Dredd heard his name shrieking in the wind. With an effort that strained the tendons in his neck, he turned and spotted Fergie a dozen feet away. He was still strapped down, his fingers clutched tightly around the bottom of the bench.

“Dredd,
do
something,” he shouted. “Get me out of here!”

“Hold on,” Dredd told him. “We’re going down.”

“No kidding? See, I didn’t know that, I thought everything was fine. Now you tell me we’re going down, you’ve got me all upset again.”

Someone screamed. Fergie decided a lot of people were dead somewhere. A few were still alive and wishing to hell their luck would run out.

“This is all
your
fault,” Fergie said. “You did this to me. I wouldn’t be here if it wasn’t for you!”

“You broke the Law, Ferguson. You do the crime, you serve the time.”

“What
time?” Fergie stared. “I haven’t
got
any time!”

“Thirty seconds,” Dredd said. “Maybe forty-five.”

“Shiiiiiiiiit!”
Fergie said.

The corridors were dark. Even when Griffin thumbed his flash up to high the beam seemed to fade out and die. The cold steel walls were always thirsty down here. They always drank the light. Griffin had supervised the construction of the tunnel that led to the project, but he was never comfortable in the place. The bowels of Mega-City burrowed deep into the earth, but the tunnel was farther down than that.

Too deep, too cold,
Griffin thought.
Even too cold for a secret like this.

He was aware of Rico beside him, Rico’s silver eyes and chilling smile. Griffin knew Rico was aware of the fact that he feared the ancient robot, that its presence over his shoulder brought the memories of terrible wars to mind, horrors that Griffin had tried to forget. It filled him with rage that Rico could do this to him, that he couldn’t control these emotions in himself. That Rico knew, that he could smell and taste a man’s fear.

The corridor ended abruptly with a blank steel wall. Judge Griffin placed his left palm against a surface as cold as glacial ice. There was no marking there, no indication that this particular point was any different from the rest.

A sound almost too low to hear throbbed within the metal wall. The warrior robot shifted its massive weight. Its armored head extended from its neck; red eyes whirred from side to side.

“Oh, dear. Fido doesn’t like what’s inside,” Rico said.

“Good. He can wait out here,” Griffin said.

“Couldn’t do that. He wants to be close to me.”

Griffin didn’t answer. The wall seemed to slip into itself, as if the metal had melted away. The scent of dust and ozone filled the air. The room was dimly lit, a large half-sphere. Black, opaque plastic covered the large, geometric structures scattered about the floor.

Rico stood perfectly still, his eyes taking in every inch of the room.
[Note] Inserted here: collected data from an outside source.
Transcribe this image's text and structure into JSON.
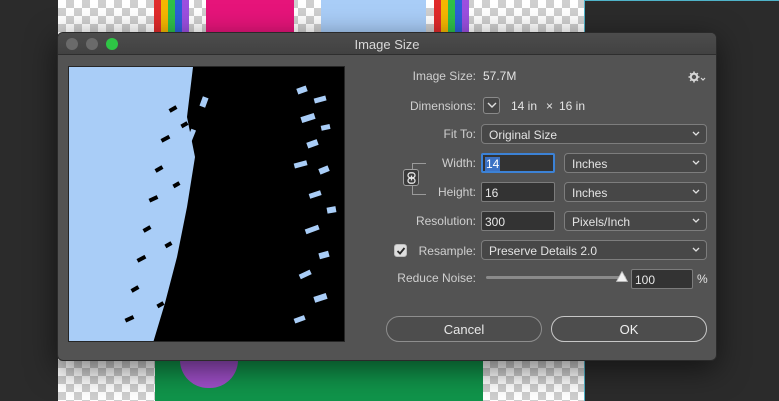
{
  "dialog": {
    "title": "Image Size"
  },
  "summary": {
    "image_size_label": "Image Size:",
    "image_size_value": "57.7M",
    "dimensions_label": "Dimensions:",
    "dimensions_width": "14 in",
    "dimensions_sep": "×",
    "dimensions_height": "16 in"
  },
  "fit_to": {
    "label": "Fit To:",
    "value": "Original Size"
  },
  "width": {
    "label": "Width:",
    "value": "14",
    "unit": "Inches"
  },
  "height": {
    "label": "Height:",
    "value": "16",
    "unit": "Inches"
  },
  "resolution": {
    "label": "Resolution:",
    "value": "300",
    "unit": "Pixels/Inch"
  },
  "resample": {
    "label": "Resample:",
    "checked": true,
    "method": "Preserve Details 2.0"
  },
  "reduce_noise": {
    "label": "Reduce Noise:",
    "value": "100",
    "unit": "%",
    "level_fraction": 1.0
  },
  "buttons": {
    "cancel": "Cancel",
    "ok": "OK"
  },
  "icons": {
    "gear": "gear-icon",
    "link": "link-icon",
    "chevron": "chevron-down-icon",
    "check": "checkmark-icon"
  },
  "colors": {
    "dialog_bg": "#535353",
    "accent_focus": "#3c82d6",
    "zoom_button": "#2ec545",
    "preview_sky": "#a9cdf7",
    "preview_ink": "#000000"
  }
}
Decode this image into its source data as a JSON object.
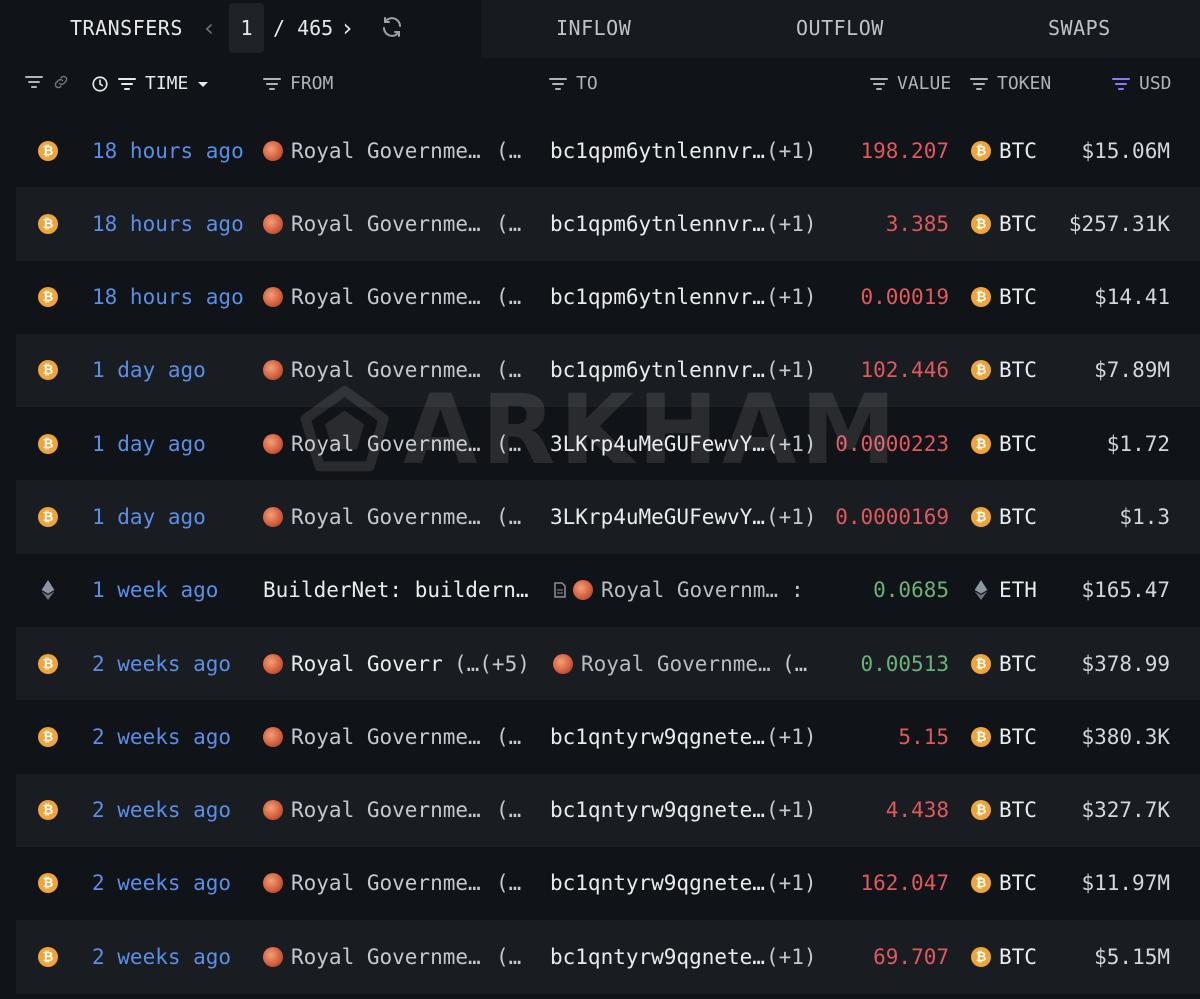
{
  "toolbar": {
    "title": "TRANSFERS",
    "page_current": "1",
    "page_total": "/ 465"
  },
  "tabs": [
    {
      "label": "INFLOW"
    },
    {
      "label": "OUTFLOW"
    },
    {
      "label": "SWAPS"
    }
  ],
  "columns": {
    "time": "TIME",
    "from": "FROM",
    "to": "TO",
    "value": "VALUE",
    "token": "TOKEN",
    "usd": "USD"
  },
  "watermark": "ARKHAM",
  "colors": {
    "negative": "#e0595d",
    "positive": "#6bb27a",
    "time_link": "#5b8ee6",
    "btc": "#f0a53a"
  },
  "rows": [
    {
      "chain": "btc",
      "time": "18 hours ago",
      "from": "Royal Governme…",
      "from_suffix": "(…",
      "to": "bc1qpm6ytnlennvr…",
      "to_suffix": "(+1)",
      "value": "198.207",
      "token": "BTC",
      "usd": "$15.06M"
    },
    {
      "chain": "btc",
      "time": "18 hours ago",
      "from": "Royal Governme…",
      "from_suffix": "(…",
      "to": "bc1qpm6ytnlennvr…",
      "to_suffix": "(+1)",
      "value": "3.385",
      "token": "BTC",
      "usd": "$257.31K"
    },
    {
      "chain": "btc",
      "time": "18 hours ago",
      "from": "Royal Governme…",
      "from_suffix": "(…",
      "to": "bc1qpm6ytnlennvr…",
      "to_suffix": "(+1)",
      "value": "0.00019",
      "token": "BTC",
      "usd": "$14.41"
    },
    {
      "chain": "btc",
      "time": "1 day ago",
      "from": "Royal Governme…",
      "from_suffix": "(…",
      "to": "bc1qpm6ytnlennvr…",
      "to_suffix": "(+1)",
      "value": "102.446",
      "token": "BTC",
      "usd": "$7.89M"
    },
    {
      "chain": "btc",
      "time": "1 day ago",
      "from": "Royal Governme…",
      "from_suffix": "(…",
      "to": "3LKrp4uMeGUFewvY…",
      "to_suffix": "(+1)",
      "value": "0.0000223",
      "token": "BTC",
      "usd": "$1.72"
    },
    {
      "chain": "btc",
      "time": "1 day ago",
      "from": "Royal Governme…",
      "from_suffix": "(…",
      "to": "3LKrp4uMeGUFewvY…",
      "to_suffix": "(+1)",
      "value": "0.0000169",
      "token": "BTC",
      "usd": "$1.3"
    },
    {
      "chain": "eth",
      "time": "1 week ago",
      "from": "BuilderNet: buildern…",
      "from_suffix": "",
      "to": "Royal Governm…",
      "to_suffix": ":",
      "value": "0.0685",
      "token": "ETH",
      "usd": "$165.47"
    },
    {
      "chain": "btc",
      "time": "2 weeks ago",
      "from": "Royal Goverr",
      "from_suffix": "(…(+5)",
      "to": "Royal Governme…",
      "to_suffix": "(…",
      "value": "0.00513",
      "token": "BTC",
      "usd": "$378.99"
    },
    {
      "chain": "btc",
      "time": "2 weeks ago",
      "from": "Royal Governme…",
      "from_suffix": "(…",
      "to": "bc1qntyrw9qgnete…",
      "to_suffix": "(+1)",
      "value": "5.15",
      "token": "BTC",
      "usd": "$380.3K"
    },
    {
      "chain": "btc",
      "time": "2 weeks ago",
      "from": "Royal Governme…",
      "from_suffix": "(…",
      "to": "bc1qntyrw9qgnete…",
      "to_suffix": "(+1)",
      "value": "4.438",
      "token": "BTC",
      "usd": "$327.7K"
    },
    {
      "chain": "btc",
      "time": "2 weeks ago",
      "from": "Royal Governme…",
      "from_suffix": "(…",
      "to": "bc1qntyrw9qgnete…",
      "to_suffix": "(+1)",
      "value": "162.047",
      "token": "BTC",
      "usd": "$11.97M"
    },
    {
      "chain": "btc",
      "time": "2 weeks ago",
      "from": "Royal Governme…",
      "from_suffix": "(…",
      "to": "bc1qntyrw9qgnete…",
      "to_suffix": "(+1)",
      "value": "69.707",
      "token": "BTC",
      "usd": "$5.15M"
    }
  ]
}
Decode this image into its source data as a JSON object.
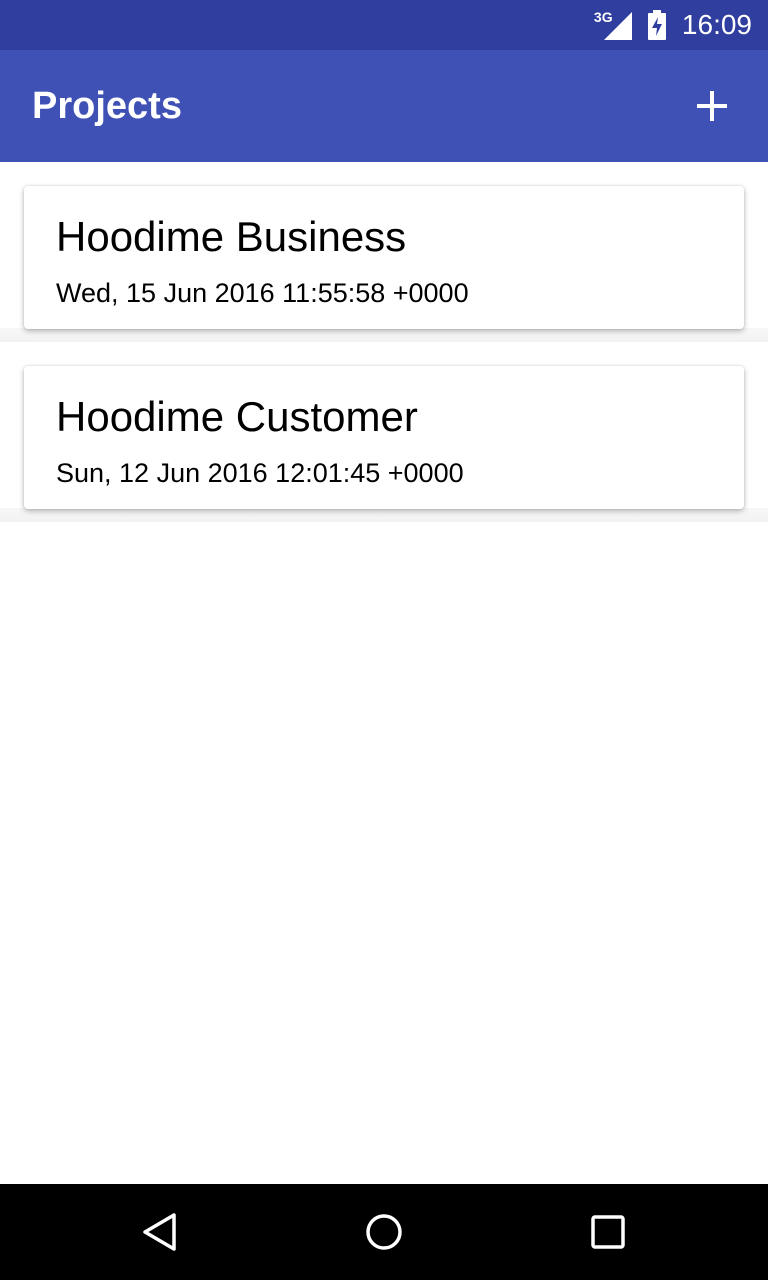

“I can’t understand why Fido doesn’t like this place,” he said. “I simply love it here.”

“I’m not surprised,” Griffin said. “Welcome to Janus. You’ve been so anxious to see it, now you’re here.”

“There is a feeling in here. A sense of . . . a beginning.” Rico closed his eyes. “Can you smell that, Griffin? Yes, of course you can. It’s an
awakening,
a dawning. The light says that. It’s always dawn down here . . .”

Rico opened his eyes, suddenly alert. The robot hummed and moved its bulk in Rico’s path.

Rico glared at Griffin. “Who’s in here? Someone is in here.”